For this class, it is usually recommended to follow the same process you went through in Fundies (which is described in How to Design Programs, the Fundies textbook). There is a very technical reason for this: the main approach HtDP takes for designing your data structure and then your code follows the principle of types consisting of a union of a few variants with different names, each with a few “fields” or “slots” with their own types. (See in particular this section for HtDP’s take on implementing a language.)
This approach (look for “algebraic data types”) is well-suited for many
problems in general, and even more so for representing the main subject of
most of the work in this class: the ASTs which list the kind of
expressions we’re dealing with. It will make our type definitions extremely
close to the BNF they are based on, and in many cases the restriction of
cases
being the only thing you can do with these values, will lead to
code that would almost “write itself”.
However, when it gets to actually do the work that you need to do, there are certain adjustments that you need to do for your work to be effective.
How to approach homework: a highlevel view
The dangerous pothole
You will likely remember that in Fundies, there were no compiler-checked types — all you had was some semi-formal descriptions that were in comments.

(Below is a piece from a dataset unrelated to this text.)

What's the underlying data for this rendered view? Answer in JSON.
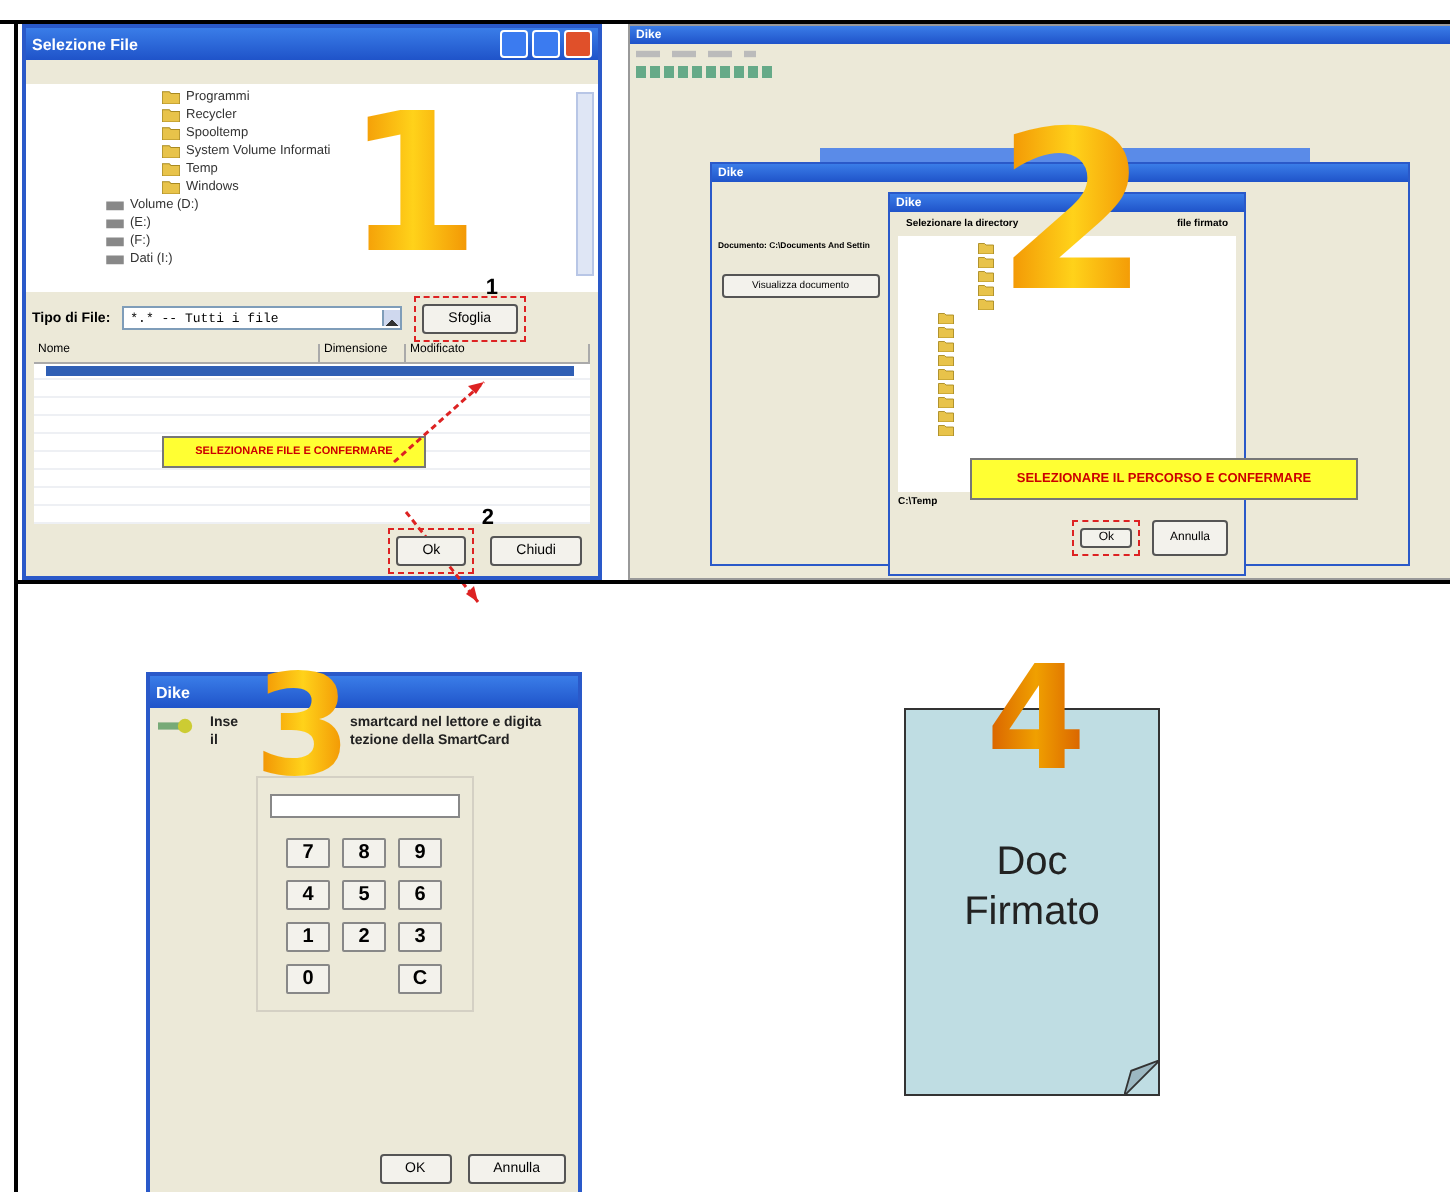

As you might imagine, the authors of HtDP are well-aware of the huge benefits of having proper type declaration and a static type checker that will verify them for you. After all, the design recipe follows the idea that the types are hugely useful in forming a solid “spine” which will derive how your code is organized at the high level, and later how to materialize it further into working solutions. So how come HtDP sticks to contracts being “just comments”?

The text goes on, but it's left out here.